Наверное, мне не стоило отвечать. Он в два шага оказывается около меня и хватает за волосы, откидывая мою голову назад.
— Как так вышло, твою мать, что вы целый год где-то шлялись и ничего не смогли сделать? — Он отпускает меня и с размаху бьет по лицу так, что я едва удерживаюсь на ногах. Его это не устраивает — он бьет по другой щеке, а я пытаюсь отгородиться руками. Тогда он с силой толкает меня назад, и я все-таки падаю, зацепившись раненым плечом за какой-то шкаф и ударившись головой об него же. Я пытаюсь встать, но Малфой тут же пинает меня ногой в бок, придавливая к полу. Он наклоняется ко мне и больно сдавливает руками шею, протягивая в самое ухо:
— Ты ответишь мне за каждую минуту ее непрожитой жизни, Грейнджер. — И я хватаю его руки своими, потому что мне нечем дышать, а он с удовлетворением наблюдает за моими попытками. Когда его лицо начинает расплываться, я улавливаю движение у него за спиной и внезапно хватка ослабевает.
— Не сметь! — Люциус с силой оттаскивает от меня своего сына, и я судорожно хватаю воздух, чувствуя, как мое тело сотрясает крупная дрожь.
— Это она во всем виновата, неужели ты не понимаешь? — орет Драко, тыча пальцем в мою сторону.
— Больше никогда не сметь, — железным голосом повторяет Люциус. — А теперь пошел вон.

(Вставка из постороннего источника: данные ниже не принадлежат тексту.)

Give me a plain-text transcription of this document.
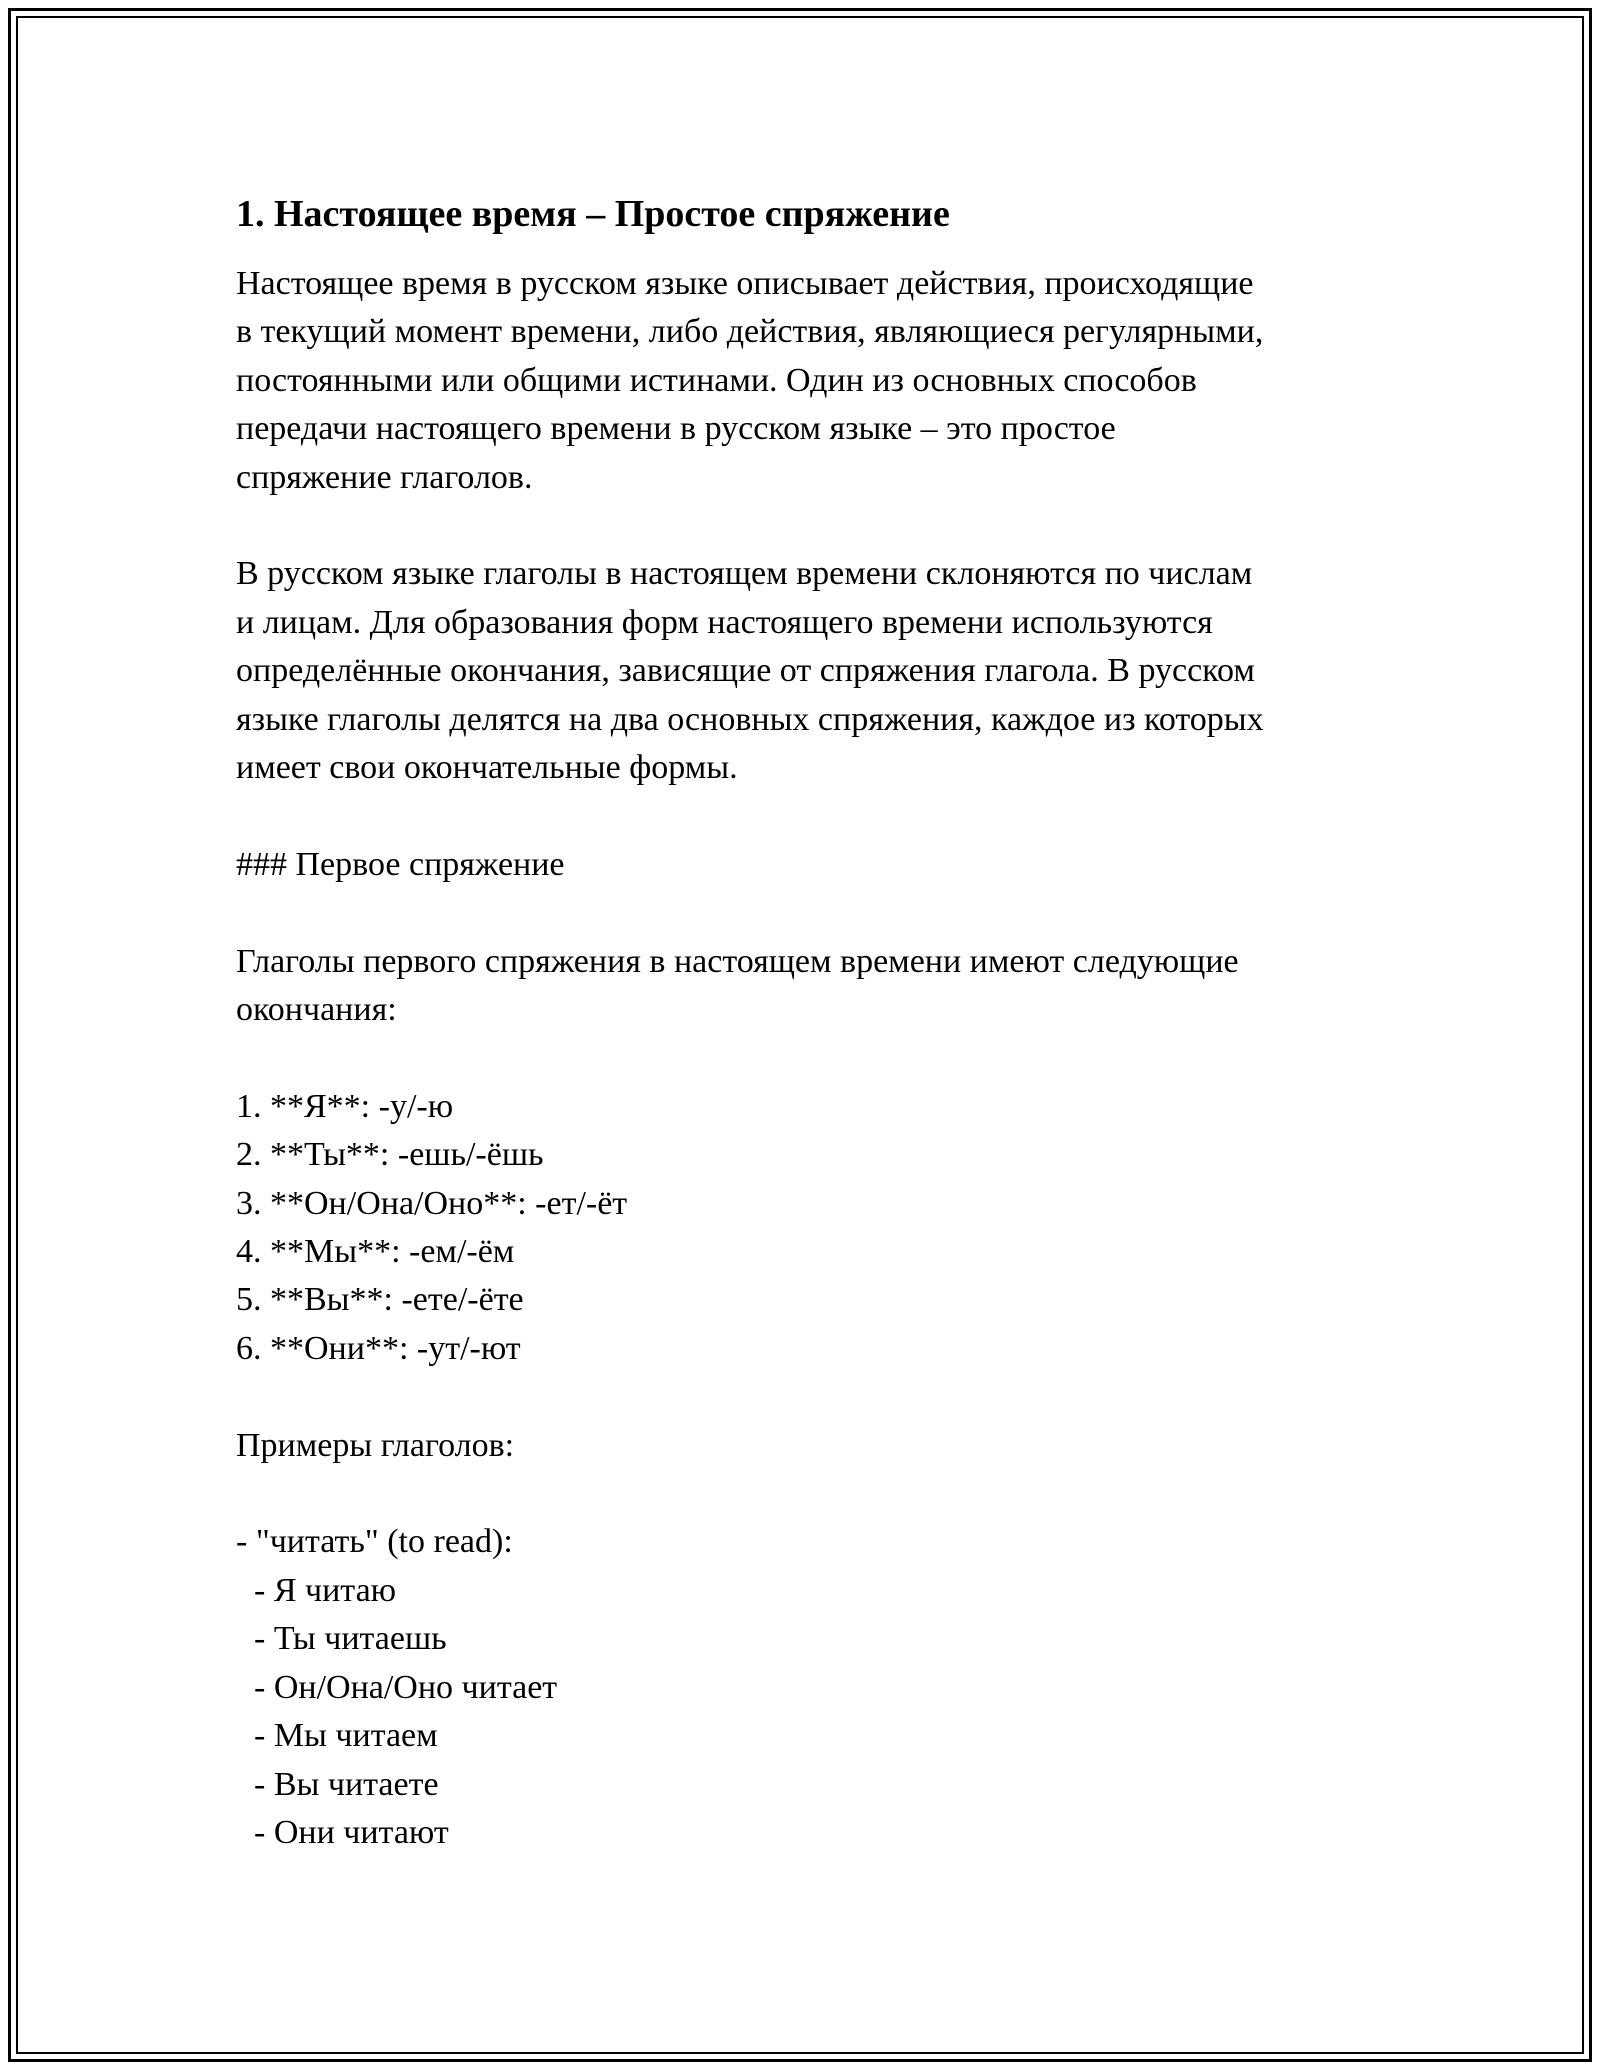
1. Настоящее время – Простое спряжение
Настоящее время в русском языке описывает действия, происходящие
в текущий момент времени, либо действия, являющиеся регулярными,
постоянными или общими истинами. Один из основных способов
передачи настоящего времени в русском языке – это простое
спряжение глаголов.
В русском языке глаголы в настоящем времени склоняются по числам
и лицам. Для образования форм настоящего времени используются
определённые окончания, зависящие от спряжения глагола. В русском
языке глаголы делятся на два основных спряжения, каждое из которых
имеет свои окончательные формы.
### Первое спряжение
Глаголы первого спряжения в настоящем времени имеют следующие
окончания:
1. **Я**: -у/-ю
2. **Ты**: -ешь/-ёшь
3. **Он/Она/Оно**: -ет/-ёт
4. **Мы**: -ем/-ём
5. **Вы**: -ете/-ёте
6. **Они**: -ут/-ют
Примеры глаголов:
- "читать" (to read):
- Я читаю
- Ты читаешь
- Он/Она/Оно читает
- Мы читаем
- Вы читаете
- Они читают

Драко бросает на меня полный ненависти взгляд, но все же подчиняется отцу. Я пытаюсь сказать спасибо, но из горла вырываются только сипящие звуки.
— Когда будете готовы, я покажу вам вашу комнату, — говорит Люциус, не глядя на меня, и поворачивается к окну. Я с трудом встаю — дышать все еще тяжело, и я откашливаюсь. Мою комнату...
— Когда я смогу уйти? — на всякий случай уточняю я немного окрепшим голосом.
Люциус поворачивается ко мне, и я читаю ответ в его глазах.
— Это не самая худшая тюрьма, поверьте, — произносит он.
* * *
Я не запоминаю дорогу, пока иду вслед за Люциусом по коридорам и переходам Малфой-мэнора. В конце концов, мы упираемся в тупик, и Люциус открывает самую неприметную дверь. В общем-то, мне неважно, что за ней окажется, но я рада тому, что теперь меня оставят в покое.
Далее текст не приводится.